Gradient Boosting Trees (Regression)#

  • Base models are regression trees, loss function is square loss: \(\mathcal{L} = \frac{1}{2}(y_i - \hat{y}_i)^2\)

  • The pseudo-residuals are simply the prediction errors for every sample: $\(r_i = -\frac{\partial \mathcal{L}}{\partial \hat{y}} = -2 * \frac{1}{2}(y_i - \hat{y}_i) * (-1) = y_i - \hat{y}_i\)$

  • Initial model \(g_0\) simply predicts the mean of \(y\)

  • For iteration \(m=1..M\):

    • For all samples i=1..n, compute pseudo-residuals \(r_i = y_i - \hat{y}_i\)

    • Fit a new regression tree model \(g_m(\mathbf{x})\) to \(r_{i}\)

      • In \(g_m(\mathbf{x})\), each leaf predicts the mean of all its values

    • Update ensemble predictions \(\hat{y} = g_0(\mathbf{x}) + \sum_{m=1}^M \eta \cdot g_m(\mathbf{x})\)
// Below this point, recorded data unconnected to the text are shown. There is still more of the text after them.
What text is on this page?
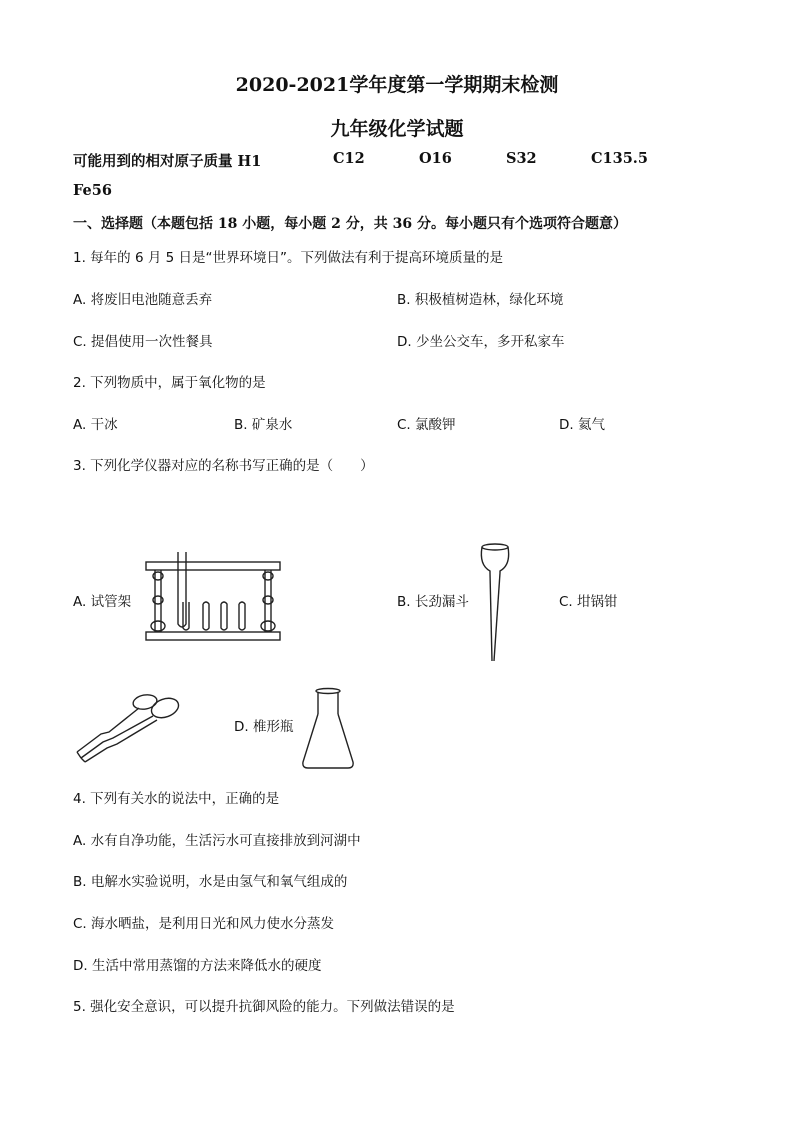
2020-2021学年度第一学期期末检测
九年级化学试题
可能用到的相对原子质量 H1	C12	O16	S32	C135.5
Fe56
一、选择题（本题包括 18 小题，每小题 2 分，共 36 分。每小题只有个选项符合题意）
1. 每年的 6 月 5 日是“世界环境日”。下列做法有利于提高环境质量的是
A. 将废旧电池随意丢弃	B. 积极植树造林，绿化环境
C. 提倡使用一次性餐具	D. 少坐公交车，多开私家车
2. 下列物质中，属于氧化物的是
A. 干冰	B. 矿泉水	C. 氯酸钾	D. 氦气
3. 下列化学仪器对应的名称书写正确的是（　　）
A. 试管架	B. 长劲漏斗	C. 坩锅钳
D. 椎形瓶
4. 下列有关水的说法中，正确的是
A. 水有自净功能，生活污水可直接排放到河湖中
B. 电解水实验说明，水是由氢气和氧气组成的
C. 海水晒盐，是利用日光和风力使水分蒸发
D. 生活中常用蒸馏的方法来降低水的硬度
5. 强化安全意识，可以提升抗御风险的能力。下列做法错误的是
  • Early stopping (optional): stop when performance on validation set does not improve for \(nr\) iterations

Gradient Boosting Regression in action#

  • Residuals quickly drop to (near) zero

Hide code cell source
# Example adapted from Andreas Mueller
from sklearn.ensemble import GradientBoostingRegressor

# Make some toy data
def make_poly(n_samples=100):
    rnd = np.random.RandomState(42)
    x = rnd.uniform(-3, 3, size=n_samples)
    y_no_noise = (x) ** 3
    y = (y_no_noise + rnd.normal(scale=3, size=len(x))) / 2
    return x.reshape(-1, 1), y
Xp, yp = make_poly()

# Train gradient booster and get predictions
Xp_train, Xp_test, yp_train, yp_test = train_test_split(Xp, yp, random_state=0)
gbrt = GradientBoostingRegressor(max_depth=2, n_estimators=61, learning_rate=.3, random_state=0).fit(Xp_train, yp_train)
gbrt.score(Xp_test, yp_test)

line = np.linspace(Xp.min(), Xp.max(), 1000)
preds = list(gbrt.staged_predict(line[:, np.newaxis]))
preds_train = [np.zeros(len(yp_train))] + list(gbrt.staged_predict(Xp_train))

# Plot
def plot_gradient_boosting_step(step, axes):
    axes[0].plot(Xp_train[:, 0], yp_train - preds_train[step], 'o', alpha=0.5, markersize=10*fig_scale)
    axes[0].plot(line, gbrt.estimators_[step, 0].predict(line[:, np.newaxis]), linestyle='-', lw=3*fig_scale)
    axes[0].plot(line, [0]*len(line), c='k', linestyle='-', lw=1*fig_scale)
    axes[1].plot(Xp_train[:, 0], yp_train, 'o',  alpha=0.5, markersize=10*fig_scale)
    axes[1].plot(line, preds[step], linestyle='-', lw=3*fig_scale)
    axes[1].vlines(Xp_train[:, 0], yp_train, preds_train[step+1])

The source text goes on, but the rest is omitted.